The men fight their way back to civilization, haggard, dirty and penniless until they sell gold nuggets they had received from the natives. They find the girls and Donna confesses her love for Chuck. The four decide to stay in Zanzibar and start a carnival, which features Julia being sawed in half.

==Cast==
- Bing Crosby as Chuck Reardon
- Bob Hope as Hubert 'Fearless' Frazier
- Dorothy Lamour as Donna LaTour
- Charles Gemora as Gorilla
- Una Merkel as Julia Quimby
- Eric Blore as Charles Kimble
- Douglass Dumbrille as Slave trader
- Iris Adrian as French soubrette in café
- Lionel Royce as Monsieur Lebec
- Buck Woods as Thonga
- Leigh Whipper as Scarface
- Ernest Whitman as Whiteface
- Noble Johnson as Chief
- Joan Marsh as Dimples, helper in Human Cannonball act
- Luis Alberni as Native booth proprietor
- Robert Middlemass as Police inspector

==Production==
Paramount executives owned the rights to a story by Sy Bartlett titled "Find Colonel Fawcett" about two men trekking through the jungles of Madagascar. They felt that its plot was so similar to the recently released Stanley and Livingstone (1939) that it could not be made as written without seeming too derivative, so they turned the project over to Frank Butler and Don Hartman, the writers on the wildly successful Road to Singapore which Paramount had released the year before. Thus reborn as a comedy and spoof of the safari genre, the film resembled its predecessor in every important way, with plot taking a back seat to gags (many of them ad libbed), and music. The film was so successful that further "Road to..." pictures were assured.

==Reception==
Bosley Crowther of The New York Times loved it. "Pity the poor motion picture which ever again sets forth on a perilous (?) African safari, now that Bing Crosby and Bob Hope have traversed the course! For the cheerful report this morning is that the Messrs. Crosby and Hope, with an able left-handed assist from a denatured Dorothy Lamour, have thoroughly ruined the Dark Continent for any future cinematic pursuits. Never again will we hear those jungle drums throbbing menacingly but what we envision Bing and Bob beating a gleeful tattoo upon them. And never again will we behold a file of natives snaking solemnly through the trees without seeing in our mind’s eye the gangling Crosby-Hope expedition as it ambles in and along the Paramount’s “Road to Zanzibar,” which arrived at that house yesterday. Yessir, the heart of darkest Africa has been pierced by a couple of wags... Needless to say, Mr. Crosby and Mr. Hope are most, if not all, of the show—with a slight edge in favor of the latter, in case any one wants to know. Miss Lamour, who is passingly amusing in her frequent attempts to be, assists in the complications and sings a couple of songs... Farce of this sort very seldom comes off with complete effect, but this time it does, and we promise that there's fun on the “Road to Zanzibar.” This time, as Mr. Hope puts it in one of his pungent phrases, they're cooking with gas."

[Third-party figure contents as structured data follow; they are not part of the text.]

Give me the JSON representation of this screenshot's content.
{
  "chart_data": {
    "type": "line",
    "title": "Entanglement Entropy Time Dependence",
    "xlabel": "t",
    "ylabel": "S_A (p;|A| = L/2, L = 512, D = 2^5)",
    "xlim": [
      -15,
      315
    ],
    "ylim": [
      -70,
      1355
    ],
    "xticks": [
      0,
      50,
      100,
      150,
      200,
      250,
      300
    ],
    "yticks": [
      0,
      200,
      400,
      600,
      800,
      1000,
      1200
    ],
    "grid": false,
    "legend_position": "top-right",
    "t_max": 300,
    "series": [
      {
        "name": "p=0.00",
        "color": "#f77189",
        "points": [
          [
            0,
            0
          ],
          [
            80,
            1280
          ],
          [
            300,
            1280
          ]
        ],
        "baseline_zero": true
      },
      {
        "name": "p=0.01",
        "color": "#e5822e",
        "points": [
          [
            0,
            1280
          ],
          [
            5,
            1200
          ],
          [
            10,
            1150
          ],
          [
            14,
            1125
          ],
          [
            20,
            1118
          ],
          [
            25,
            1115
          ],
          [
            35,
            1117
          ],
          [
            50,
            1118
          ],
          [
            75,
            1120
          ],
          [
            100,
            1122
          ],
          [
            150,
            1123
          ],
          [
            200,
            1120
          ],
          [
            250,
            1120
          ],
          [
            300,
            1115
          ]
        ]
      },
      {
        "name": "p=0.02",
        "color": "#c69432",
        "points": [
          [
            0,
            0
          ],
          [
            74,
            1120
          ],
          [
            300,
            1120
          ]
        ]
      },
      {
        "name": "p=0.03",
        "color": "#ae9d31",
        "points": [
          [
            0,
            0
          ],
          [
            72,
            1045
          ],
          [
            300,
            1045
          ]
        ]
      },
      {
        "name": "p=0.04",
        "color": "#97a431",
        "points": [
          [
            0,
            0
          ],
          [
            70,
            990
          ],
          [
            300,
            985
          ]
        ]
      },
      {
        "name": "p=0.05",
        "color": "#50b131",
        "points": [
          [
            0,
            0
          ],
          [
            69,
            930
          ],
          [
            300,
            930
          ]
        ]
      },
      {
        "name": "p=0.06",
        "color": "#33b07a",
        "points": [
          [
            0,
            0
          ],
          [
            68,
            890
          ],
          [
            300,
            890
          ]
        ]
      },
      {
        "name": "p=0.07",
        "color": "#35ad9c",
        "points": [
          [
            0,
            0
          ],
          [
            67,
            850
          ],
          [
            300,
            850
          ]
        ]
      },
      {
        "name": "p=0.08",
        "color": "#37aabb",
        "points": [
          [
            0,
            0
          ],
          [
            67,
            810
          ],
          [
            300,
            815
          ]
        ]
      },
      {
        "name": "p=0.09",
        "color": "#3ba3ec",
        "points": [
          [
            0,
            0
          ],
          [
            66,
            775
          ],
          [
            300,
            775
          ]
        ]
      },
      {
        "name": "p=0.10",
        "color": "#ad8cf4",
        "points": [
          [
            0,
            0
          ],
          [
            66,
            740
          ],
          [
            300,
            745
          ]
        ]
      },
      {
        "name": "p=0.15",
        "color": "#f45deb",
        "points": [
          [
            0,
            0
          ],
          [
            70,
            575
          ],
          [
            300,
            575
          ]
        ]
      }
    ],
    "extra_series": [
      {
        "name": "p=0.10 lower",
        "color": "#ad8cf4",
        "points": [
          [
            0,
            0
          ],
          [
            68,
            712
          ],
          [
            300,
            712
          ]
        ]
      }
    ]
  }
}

Variety was not so impressed. "‘Zanzibar’ is Paramount's second coupling of Bing Crosby, Bob Hope and Dorothy Lamour following their successful teaming in ‘Road to Singapore’. Although picture has sufficient comedy situations and dialog between its male stars to get over with general audiences in regular runs, it lacks the compactness and spontaneity of its predecessor...The story framework is pretty flimsy foundation for hanging the series of comedy and thrill situations concocted for the pair. It's a fluffy and inconsequential tale, with Crosby-Hope combo, through their individual and collective efforts, doing valiant work to keep up interest... Comedy episodes generally lack sparkle and tempo of ‘Singapore’, and musical numbers are also below par for a Crosby picture. Bing sings two, ‘It’s Always You’ the best candidate..."

==Songs==
- "You Lucky People, You", performed by Bing Crosby
- "African Etude / Road To Zanzibar", performed by Bing Crosby and a chorus while on safari
- "You're Dangerous", performed by Dorothy Lamour
- "It's Always You", performed by Bing Crosby
- "Birds of a Feather" was written to be sung by Crosby but ultimately it was only included in background music.
All lyrics by Johnny Burke, and music by Jimmy Van Heusen

Bing Crosby recorded a number of the songs for Decca Records. Crosby's songs were also included in the Bing's Hollywood series.